Пальцы, несмотря на все усилия, сами собой сжимаются в кулаки.
Но я их расслабляю. Я честно стараюсь не сорваться.
Она ведь… Черт, она ведь реально, думала, что делает, как лучше…
Лучше, блядь… только для кого… У меня не хватит непечатных слов, если начну сейчас раскручивать.
Стоп, Горский.
Давай, не стоит по кругу, только не оттолкни, смотри, блин, не спугни…
Арина отворачивается, утыкается в подушку, сжимается в комок. Беззащитная и меня накрывает новой волной нежности.
Я снова ложусь, поворачиваюсь к ней, зеркалю ее позу. Придвигаюсь к Бельчонку вплотную.
— Эй, иди сюда, — зову я тихонько, а потом кладу руку ей на талию. Придвигаюсь еще немного ближе, аккуратно, следя за тем, чтобы не потревожить ее больную ногу.
— Все хорошо, — шепчу я ей в волосы. — Я… рад, что ты мне рассказала. Я правда рад. На твоем месте…
Черт… гребаные вдох и выдох… и только после этого я способен связывать слова, и снова, хоть как-то, продираясь наощупь, продолжать.
— Я тоже сделал бы для тебя все.
Обнимаю крепче, утыкаюсь носом в ее затылок. Вбираю в себя запах ее цветочного шампуня.
— Девочка моя, — шепчу я ей, а потом аккуратно отодвигаю часть волос в сторону, и целую ее в шею.

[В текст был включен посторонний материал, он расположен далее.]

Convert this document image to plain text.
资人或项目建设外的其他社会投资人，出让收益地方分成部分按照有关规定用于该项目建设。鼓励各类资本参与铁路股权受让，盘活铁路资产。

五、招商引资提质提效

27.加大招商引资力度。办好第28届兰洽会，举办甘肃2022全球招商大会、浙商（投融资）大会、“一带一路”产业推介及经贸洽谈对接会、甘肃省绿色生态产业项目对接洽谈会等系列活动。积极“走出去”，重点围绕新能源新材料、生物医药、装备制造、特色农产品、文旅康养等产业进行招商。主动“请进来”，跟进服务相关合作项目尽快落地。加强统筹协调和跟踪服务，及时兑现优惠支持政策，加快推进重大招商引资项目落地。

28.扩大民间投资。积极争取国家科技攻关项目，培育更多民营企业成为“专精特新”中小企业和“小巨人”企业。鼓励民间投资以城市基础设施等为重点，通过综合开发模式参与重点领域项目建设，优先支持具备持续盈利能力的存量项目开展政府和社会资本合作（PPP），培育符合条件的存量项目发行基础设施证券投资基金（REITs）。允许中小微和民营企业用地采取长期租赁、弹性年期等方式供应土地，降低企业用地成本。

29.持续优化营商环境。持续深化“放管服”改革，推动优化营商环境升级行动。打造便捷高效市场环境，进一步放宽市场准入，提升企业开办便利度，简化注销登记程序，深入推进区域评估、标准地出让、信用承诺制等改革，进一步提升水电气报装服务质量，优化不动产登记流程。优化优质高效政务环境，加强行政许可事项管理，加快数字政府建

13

Арина вздрагивает всем телом, так напряжена. Но под моими касаниями и от моих слов понемногу начинает расслабляться.
— Обещай, что в следующий раз ты расскажешь мне все… перед тем, как что-то предпринять, — прошу ее, и нежно целую за ушком.
— Он… сказал, что будет только хуже, если я проболтаюсь. Да еще тетя… грозилась, что может умереть. Я… испугалась сильно…
— Понимаю, но… Мы вынесем из этого урок, хорошо?
Да я готов с чем угодно смириться, только бы не разорвать тот контакт, что так мучительно и трудно зарождается сейчас между нами.
— Договорились? Бельчонок…
— Хорошо, — кивает Арина.
Я улыбаюсь, и продолжаю тихонько щекотать ее кожу дыханием. Нахожу ее ладонь, и осторожно переплетаю между собой наши пальцы. Больше не наглею.
— Тебе комфортно? — спрашиваю я, спустя несколько волнительных секунд.
— Да.
— Мне… уйти?
Она не отвечает, но ее голова несколько раз поворачивается из стороны в сторону.
— Хорошо.
А потом мы просто лежим, обнявшись, слушая биение сердец друг друга, и для меня она — мой целый огромный мир. Ничего не имеет значение, лишь здесь и сейчас, только этот момент… вместе с ней.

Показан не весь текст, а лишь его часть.